Wyrażamy stanowczy sprzeciw wobec powołania w trybie pozakonkursowym nowego dyrektora Centrum Sztuki Współczesnej Zamek Ujazdowski.
Sytuacja ta jest dla nas o tyle zaskakująca, że jeszcze kilka lat temu to właśnie Piotr Bernatowicz protestował, kiedy Prezydent Poznania zdecydował się powołać na zajmowane wcześniej przez niego stanowisko, dyrektora Galerii Miejskiej Arsenał w Poznaniu, innego kandydata.
Brak konkursu oznacza brak możliwości dyskusji nad programami i wizjami prowadzenia Zamku Ujazdowskiego oraz czyni powołanie Piotra Bernatowicza aktem czysto politycznym. Ministerstwo Kultury i Dziedzictwa Narodowego w ostatnich latach odpowiada za szereg kontrowersyjnych decyzji personalnych – w tym miejscu należy wymienić Jerzego Miziołka w Muzeum Narodowym w Warszawie czy Marka Mikosa w Teatrze Starym w Krakowie.
Wyrażamy obawę, że pozakonkursowy tryb wyboru dyrektora spowoduje, że w ciągu najbliższych miesięcy w Zamku Ujazdowskim dojdzie do masowych zwolnień, skandali wizerunkowych o zasięgu nie tylko krajowym, co finalnie doprowadzi do trwałej degradacji tej instytucji i utraty wypracowanej przez lata pozycji w polu sztuki polskiej i międzynarodowej.
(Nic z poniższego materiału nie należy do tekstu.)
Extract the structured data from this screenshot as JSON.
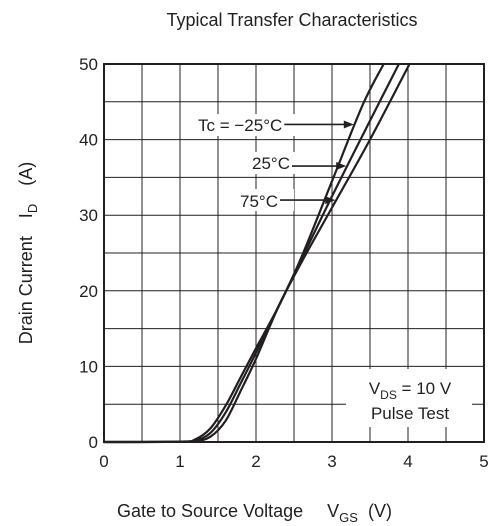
{
  "chart_data": {
    "type": "line",
    "title": "Typical Transfer Characteristics",
    "ylabel": {
      "main": "Drain Current",
      "symbol": "I",
      "sub": "D",
      "unit": "(A)"
    },
    "xlabel": {
      "main": "Gate to Source Voltage",
      "symbol": "V",
      "sub": "GS",
      "unit": "(V)"
    },
    "xlim": [
      0,
      5
    ],
    "ylim": [
      0,
      50
    ],
    "xticks": [
      0,
      1,
      2,
      3,
      4,
      5
    ],
    "yticks": [
      0,
      10,
      20,
      30,
      40,
      50
    ],
    "grid": true,
    "series": [
      {
        "name": "Tc = −25°C",
        "x": [
          0,
          1.0,
          1.2,
          1.4,
          1.6,
          1.8,
          2.0,
          2.3,
          2.6,
          3.0,
          3.4,
          3.68
        ],
        "y": [
          0,
          0.05,
          0.35,
          1.8,
          4.8,
          8.6,
          12.4,
          18.0,
          24.5,
          34.5,
          44.5,
          50
        ]
      },
      {
        "name": "25°C",
        "x": [
          0,
          1.0,
          1.2,
          1.4,
          1.6,
          1.8,
          2.0,
          2.3,
          2.6,
          3.0,
          3.5,
          3.88
        ],
        "y": [
          0,
          0.03,
          0.2,
          1.2,
          3.9,
          7.8,
          11.8,
          18.0,
          24.2,
          32.5,
          42.5,
          50
        ]
      },
      {
        "name": "75°C",
        "x": [
          0,
          1.0,
          1.2,
          1.4,
          1.6,
          1.8,
          2.0,
          2.3,
          2.6,
          3.0,
          3.5,
          4.02
        ],
        "y": [
          0,
          0.02,
          0.1,
          0.7,
          2.8,
          6.8,
          11.0,
          18.0,
          23.8,
          31.0,
          40.0,
          50
        ]
      }
    ],
    "annotations": [
      {
        "text": "Tc = −25°C",
        "series": 0,
        "arrow_to_y": 42
      },
      {
        "text": "25°C",
        "series": 1,
        "arrow_to_y": 36.5
      },
      {
        "text": "75°C",
        "series": 2,
        "arrow_to_y": 32
      }
    ],
    "legend_box": {
      "line1": {
        "symbol": "V",
        "sub": "DS",
        "rest": " = 10 V"
      },
      "line2": "Pulse Test"
    }
  }
}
Dla wszystkich osób zajmujących się sztuką, jest zrozumiałe, że żadna galeria czy centrum sztuki współczesnej nie może funkcjonować bez współpracy z artystkami i artystami. Osoba Piotra Bernatowicza gwarantuje, że zdecydowana większość uznanych artystek i artystów nie podejmie z nim współpracy, chociażby ze względu na fakt, że jeszcze kilka lat temu negował on konieczność wypłacania honorariów dla twórców, a jest to dla wielu twórców i twórczyń, sprawa o którą skutecznie walczyli. Dziś dla większości instytucji kultury wywiązanie się z tego obowiązku nie stanowi problemu. Dla wielu osób przeszkodą będzie również jego działalność z ostatnich miesięcy, kiedy w prowadzonych przez niego audycjach w Radiu Poznań pojawiały się treści antysemickie (audycja o Jerzym Kosińskim). Piotr Bernatowicz, z racji swojej aktywności publicystycznej, jest dodatkowo osobą trwale skonfliktowaną z większością środowiska artystycznego w Polsce, co również budzi obawy dotyczące przyszłości CSW Zamek Ujazdowski.
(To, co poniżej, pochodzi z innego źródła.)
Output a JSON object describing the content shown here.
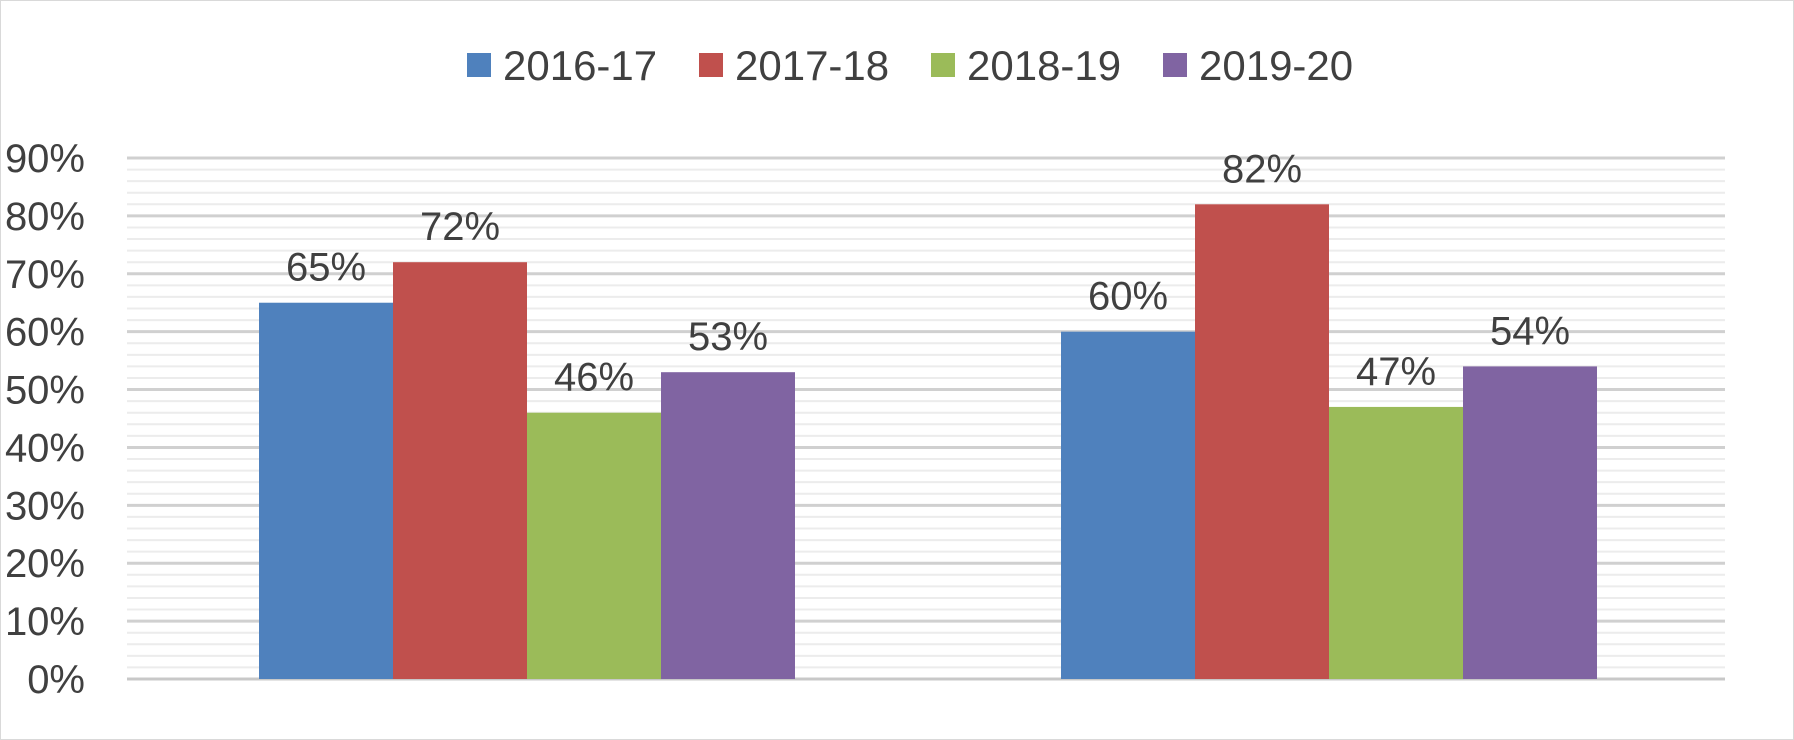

Powoływanie w ten sposób osoby, która ma kierować jedna z najważniejszych instytucji kultury w Polsce ma znamiona decyzji politycznej, z którą się nie zgadzamy. Konkurs pozwoliłby samemu Piotrowi Bernatowiczowi wykazać się programem, którym mógłby przekonać do siebie środowisko, z którym przyjdzie mu pracować. Wzywamy też Piotra Bernatowicza do odmowy objęcia stanowiska w tym trybie, wykazania się konsekwencją i zaproponowania Panu Ministrowi Kultury organizacji konkursu na to stanowisko.